Rußansammlung? Klappernde Geräusche? Das sind Anzeichen dafür, dass die Zugluftregulierung angepasst werden muss.

Zu viel Luft im Schornstein verschwendet Wärme. Zu wenig Luft bedeutet eine unvollständige Verbrennung, was Kraftstoff verschwendet und gefährlich sein kann. Das Ziel ist Gleichgewicht.

  • Um den Luftstrom zu erhöhen: Schrauben Sie das Gegengewicht nach innen.
  • Um den Luftstrom zu verringern: Drehen Sie das Gegengewicht nach außen.

Raten Sie nicht mit diesem. Der Zugregler sollte während der jährlichen Wartung von einem professionellen Servicetechniker eingestellt werden. DIY-Anpassungen an Gas- oder Ölkaminen können zu Kohlenmonoxidlecks führen. Überlassen Sie die Handhabung der Stack-Komponenten dem Profi.

Überlassen Sie den Brenner den Profis

Versuchen Sie nicht, den Brenner einzustellen. Rufen Sie einen Fachmann an.

Sie verfügen jetzt über das Know-how für Schalter, Grenzwerte und grundlegende Luftstromprüfungen. Aber der Brenner selbst ist ein Präzisionsinstrument.
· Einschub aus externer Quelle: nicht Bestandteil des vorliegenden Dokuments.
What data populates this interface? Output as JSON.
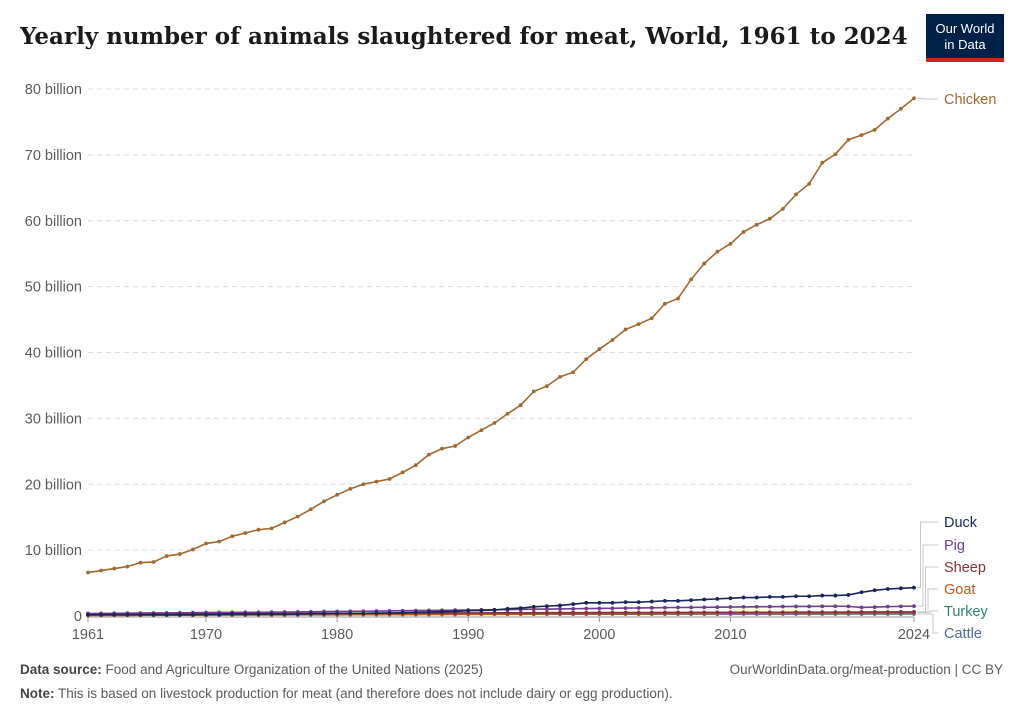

Wenn Sie ohne geeignete Werkzeuge und Kenntnisse an der Düse oder den Motoreinstellungen herumspielen, riskieren Sie eine ineffiziente Verbrennung oder eine gefährliche Flamme.

In diesem Artikel werden die Grundlagen behandelt, damit Sie nicht in der Kälte sitzen bleiben. Für einige Aufgaben ist jedoch ein Techniker mit den richtigen Messgeräten und der richtigen Ausbildung erforderlich.

Weitere Informationen dazu, wie Sie Ihr Zuhause am Laufen halten:
Ofenwartung: Erfahren Sie, wie Sie Ihr Gerät in erstklassigem Zustand halten.
Reparatur größerer Geräte: Wenn nicht nur der Ofen ausfällt, schauen Sie sich diese Anleitungen für andere große Maschinen an.
Kleingerätereparatur: Ein Toaster oder Mixer ist einfacher als ein Ofen. Beginnen Sie dort, wenn Sie üben möchten.
Thermostatwartung: Stellen Sie sicher, dass das Heizsystem tatsächlich das Problem ist. Kalibrieren Sie zuerst Ihren Thermostat.